彼が言っている事がよくわからず、さらに怪訝な顔を浮かべた俺に対して、ルディはクスクスと笑って謝罪する。
「ごめんごめん。馬鹿にしてる訳じゃないんだから許してほしい。僕はさ、そんな君と勝負がしたくてここにいるんだ。君とベスボルで戦う事を望んで、ここに立っているのさ。」
「俺と勝負がしたい?それは全然構わないよ。俺だっていろんな相手と戦ってみたいし。だけどさ、一つだけ聞いていい?」
「もちろんさ。なんでも聞いてくれよ!答えられる事ならなんでも答えよう!」
相変わらずクスクスと笑う態度がなんとなく気に食わないが、今イライラしても無駄だろう。
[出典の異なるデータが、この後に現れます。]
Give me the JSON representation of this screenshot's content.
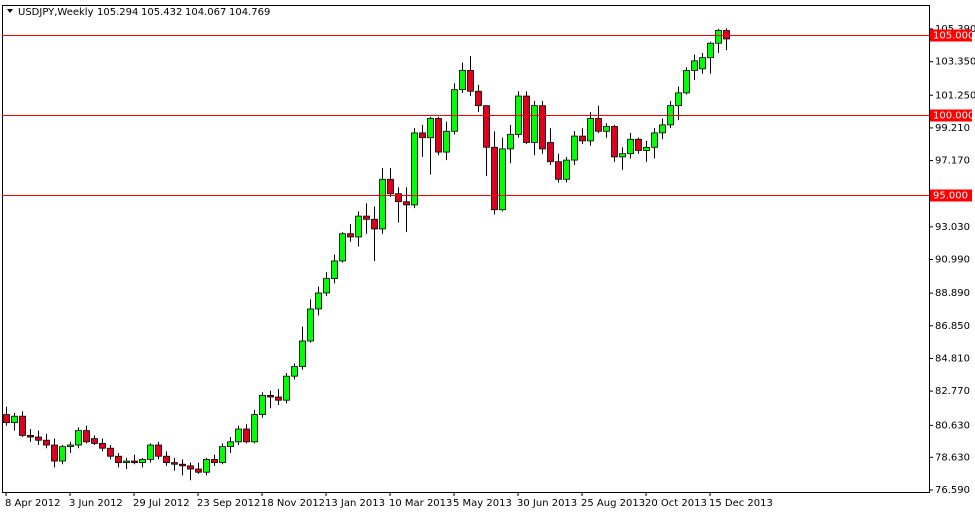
{
  "chart_data": {
    "type": "candlestick",
    "title": "USDJPY,Weekly",
    "categories": [
      "8 Apr 2012",
      null,
      null,
      null,
      null,
      null,
      null,
      null,
      "3 Jun 2012",
      null,
      null,
      null,
      null,
      null,
      null,
      null,
      "29 Jul 2012",
      null,
      null,
      null,
      null,
      null,
      null,
      null,
      "23 Sep 2012",
      null,
      null,
      null,
      null,
      null,
      null,
      null,
      "18 Nov 2012",
      null,
      null,
      null,
      null,
      null,
      null,
      null,
      "13 Jan 2013",
      null,
      null,
      null,
      null,
      null,
      null,
      null,
      "10 Mar 2013",
      null,
      null,
      null,
      null,
      null,
      null,
      null,
      "5 May 2013",
      null,
      null,
      null,
      null,
      null,
      null,
      null,
      "30 Jun 2013",
      null,
      null,
      null,
      null,
      null,
      null,
      null,
      "25 Aug 2013",
      null,
      null,
      null,
      null,
      null,
      null,
      null,
      "20 Oct 2013",
      null,
      null,
      null,
      null,
      null,
      null,
      null,
      "15 Dec 2013",
      null,
      null
    ],
    "open": [
      81.3,
      80.8,
      81.2,
      80.0,
      79.9,
      79.7,
      79.4,
      78.4,
      79.3,
      79.4,
      80.3,
      79.8,
      79.5,
      79.2,
      78.7,
      78.3,
      78.4,
      78.3,
      78.5,
      79.4,
      78.7,
      78.3,
      78.2,
      78.1,
      77.9,
      77.7,
      78.5,
      78.3,
      79.3,
      79.6,
      80.4,
      79.6,
      81.3,
      82.5,
      82.4,
      82.2,
      83.7,
      84.3,
      85.9,
      87.9,
      88.9,
      89.8,
      90.9,
      92.6,
      92.4,
      93.7,
      93.5,
      92.9,
      96.0,
      95.1,
      94.6,
      94.4,
      98.9,
      98.6,
      99.8,
      97.7,
      99.0,
      101.6,
      102.8,
      101.5,
      100.6,
      98.0,
      94.1,
      97.9,
      98.8,
      101.2,
      98.3,
      100.6,
      98.3,
      97.1,
      96.0,
      97.2,
      98.7,
      98.4,
      99.8,
      99.0,
      99.3,
      97.4,
      97.6,
      98.5,
      97.8,
      98.0,
      98.9,
      99.4,
      100.6,
      101.4,
      102.8,
      102.9,
      103.6,
      104.5,
      105.294
    ],
    "high": [
      81.8,
      81.4,
      81.5,
      80.4,
      80.3,
      80.1,
      79.8,
      79.4,
      79.6,
      80.5,
      80.6,
      80.0,
      79.8,
      79.4,
      78.9,
      78.6,
      78.8,
      78.6,
      79.5,
      79.6,
      79.0,
      78.6,
      78.5,
      78.3,
      78.3,
      78.6,
      78.8,
      79.5,
      79.9,
      80.6,
      80.7,
      81.6,
      82.7,
      82.8,
      82.9,
      83.9,
      84.5,
      86.8,
      88.5,
      89.3,
      90.2,
      91.3,
      92.7,
      93.2,
      94.0,
      94.5,
      94.3,
      96.7,
      96.7,
      95.5,
      95.5,
      99.2,
      99.4,
      99.9,
      99.9,
      99.6,
      102.0,
      103.3,
      103.7,
      101.9,
      100.6,
      99.0,
      98.6,
      99.4,
      101.5,
      101.5,
      100.9,
      100.9,
      99.2,
      97.6,
      97.4,
      99.0,
      99.2,
      100.2,
      100.6,
      99.5,
      99.4,
      98.0,
      98.9,
      98.6,
      98.4,
      99.2,
      99.8,
      100.9,
      101.8,
      103.0,
      103.8,
      103.9,
      104.6,
      105.4,
      105.432
    ],
    "low": [
      80.6,
      80.3,
      79.9,
      79.6,
      79.4,
      79.2,
      78.0,
      78.2,
      78.9,
      79.2,
      79.5,
      79.4,
      79.0,
      78.5,
      78.0,
      77.9,
      78.2,
      78.0,
      78.3,
      78.5,
      78.1,
      77.8,
      77.5,
      77.2,
      77.6,
      77.5,
      78.1,
      78.2,
      78.9,
      79.4,
      79.5,
      79.5,
      81.1,
      81.7,
      81.9,
      82.0,
      83.5,
      84.1,
      85.8,
      87.5,
      88.7,
      89.5,
      90.8,
      92.1,
      91.8,
      92.6,
      90.9,
      92.6,
      94.9,
      93.3,
      92.7,
      94.2,
      97.4,
      96.3,
      97.5,
      97.2,
      98.8,
      101.4,
      101.2,
      100.2,
      96.2,
      93.8,
      94.0,
      97.0,
      98.6,
      98.2,
      97.5,
      97.6,
      96.9,
      95.8,
      95.8,
      96.9,
      98.2,
      98.1,
      98.9,
      98.6,
      97.1,
      96.6,
      97.3,
      97.6,
      97.1,
      97.3,
      98.5,
      99.2,
      99.7,
      101.3,
      102.2,
      102.6,
      102.6,
      103.9,
      104.067
    ],
    "close": [
      80.8,
      81.2,
      80.0,
      79.9,
      79.7,
      79.4,
      78.4,
      79.3,
      79.4,
      80.3,
      79.6,
      79.5,
      79.2,
      78.7,
      78.3,
      78.4,
      78.3,
      78.5,
      79.4,
      78.7,
      78.3,
      78.2,
      78.1,
      77.9,
      77.7,
      78.5,
      78.3,
      79.3,
      79.6,
      80.4,
      79.6,
      81.3,
      82.5,
      82.4,
      82.2,
      83.7,
      84.3,
      85.9,
      87.9,
      88.9,
      89.8,
      90.9,
      92.6,
      92.4,
      93.7,
      93.5,
      92.9,
      96.0,
      95.1,
      94.6,
      94.4,
      98.9,
      98.6,
      99.8,
      97.7,
      99.0,
      101.6,
      102.8,
      101.5,
      100.6,
      98.0,
      94.1,
      97.9,
      98.8,
      101.2,
      98.3,
      100.6,
      97.9,
      97.1,
      96.0,
      97.2,
      98.7,
      98.4,
      99.8,
      99.0,
      99.3,
      97.4,
      97.6,
      98.5,
      97.8,
      98.0,
      98.9,
      99.4,
      100.6,
      101.4,
      102.8,
      103.4,
      103.6,
      104.5,
      105.3,
      104.769
    ],
    "up_color": "#00ff00",
    "down_color": "#e0001b",
    "ylim": [
      76.465,
      106.889
    ],
    "yticks": [
      {
        "value": 105.39,
        "label": "105.390"
      },
      {
        "value": 103.35,
        "label": "103.350"
      },
      {
        "value": 101.25,
        "label": "101.250"
      },
      {
        "value": 99.21,
        "label": "99.210"
      },
      {
        "value": 97.17,
        "label": "97.170"
      },
      {
        "value": 93.03,
        "label": "93.030"
      },
      {
        "value": 90.99,
        "label": "90.990"
      },
      {
        "value": 88.89,
        "label": "88.890"
      },
      {
        "value": 86.85,
        "label": "86.850"
      },
      {
        "value": 84.81,
        "label": "84.810"
      },
      {
        "value": 82.77,
        "label": "82.770"
      },
      {
        "value": 80.63,
        "label": "80.630"
      },
      {
        "value": 78.63,
        "label": "78.630"
      },
      {
        "value": 76.59,
        "label": "76.590"
      }
    ],
    "hlines": [
      {
        "value": 105,
        "label": "105.000"
      },
      {
        "value": 100,
        "label": "100.000"
      },
      {
        "value": 95,
        "label": "95.000"
      }
    ],
    "hline_color": "#ff0000",
    "grid": false
  }
}
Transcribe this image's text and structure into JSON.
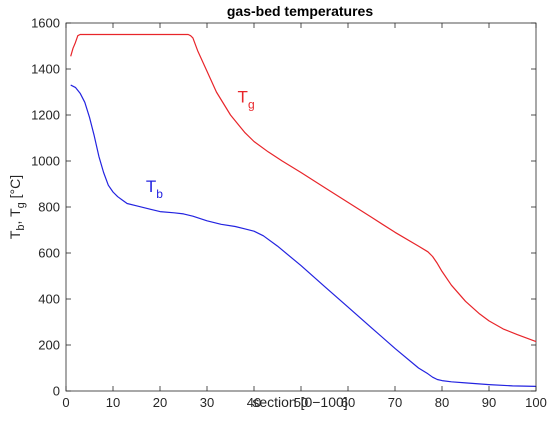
{
  "chart_data": {
    "type": "line",
    "title": "gas-bed temperatures",
    "xlabel": "section [0−100]",
    "ylabel": {
      "parts": [
        {
          "text": "T",
          "sub": false
        },
        {
          "text": "b",
          "sub": true
        },
        {
          "text": ", T",
          "sub": false
        },
        {
          "text": "g",
          "sub": true
        },
        {
          "text": " [°C]",
          "sub": false
        }
      ]
    },
    "xlim": [
      0,
      100
    ],
    "ylim": [
      0,
      1600
    ],
    "xticks": [
      "0",
      "10",
      "20",
      "30",
      "40",
      "50",
      "60",
      "70",
      "80",
      "90",
      "100"
    ],
    "yticks": [
      "0",
      "200",
      "400",
      "600",
      "800",
      "1000",
      "1200",
      "1400",
      "1600"
    ],
    "grid": false,
    "series": [
      {
        "key": "Tg",
        "color": "#e8252a",
        "x": [
          1,
          1.5,
          2,
          2.5,
          3,
          5,
          10,
          15,
          20,
          25,
          26,
          26.5,
          27,
          28,
          30,
          32,
          35,
          38,
          40,
          43,
          46,
          50,
          55,
          60,
          65,
          70,
          75,
          77,
          78,
          79,
          80,
          82,
          85,
          88,
          90,
          93,
          96,
          100
        ],
        "y": [
          1455,
          1490,
          1515,
          1545,
          1550,
          1550,
          1550,
          1550,
          1550,
          1550,
          1550,
          1545,
          1535,
          1480,
          1390,
          1300,
          1200,
          1125,
          1085,
          1040,
          1000,
          950,
          885,
          820,
          755,
          690,
          630,
          605,
          585,
          555,
          520,
          460,
          390,
          335,
          305,
          270,
          245,
          215
        ]
      },
      {
        "key": "Tb",
        "color": "#2323e0",
        "x": [
          1,
          2,
          3,
          4,
          5,
          6,
          7,
          8,
          9,
          10,
          11,
          12,
          13,
          15,
          18,
          20,
          23,
          25,
          27,
          30,
          33,
          36,
          38,
          40,
          42,
          45,
          50,
          55,
          60,
          65,
          70,
          75,
          77,
          78,
          79,
          80,
          82,
          85,
          90,
          95,
          100
        ],
        "y": [
          1330,
          1320,
          1295,
          1255,
          1190,
          1110,
          1020,
          950,
          895,
          865,
          845,
          830,
          815,
          805,
          790,
          780,
          775,
          770,
          760,
          740,
          725,
          715,
          705,
          695,
          675,
          630,
          545,
          455,
          365,
          275,
          185,
          100,
          75,
          60,
          50,
          45,
          40,
          35,
          28,
          22,
          20
        ]
      }
    ],
    "annotations": [
      {
        "main": "T",
        "sub": "g",
        "color": "#e8252a",
        "x": 36.5,
        "y": 1255
      },
      {
        "main": "T",
        "sub": "b",
        "color": "#2323e0",
        "x": 17,
        "y": 865
      }
    ]
  }
}
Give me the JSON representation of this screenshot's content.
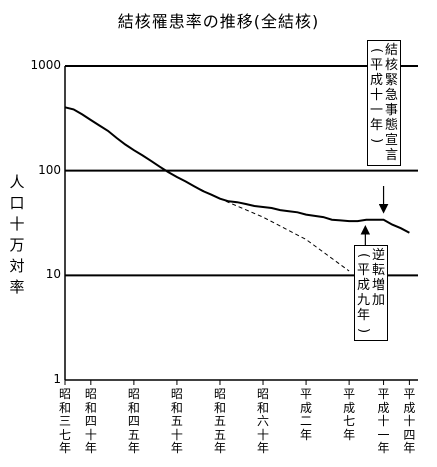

俺は心を落ち着かせながら、浮かんだ疑問をルディへとぶつけた。
「あんた、本当にケルモウさんところの社員?なんかベータさんたちとは違うなって思うんだけど。」
俺の言葉にルディは一瞬驚いた表情を浮かべたが、すぐにニンマリと笑ってこう言い放った。
「その事については、僕に勝てたら教えてあげるよ。あ〜このセリフ、一回言ってみたかったんだよね。」
それは悪役がよく使うセリフでは?
そう思いつつ、打席に入ってバットを構えた俺に対して、ルディは笑いながら大きくワインドアップの態勢をとった。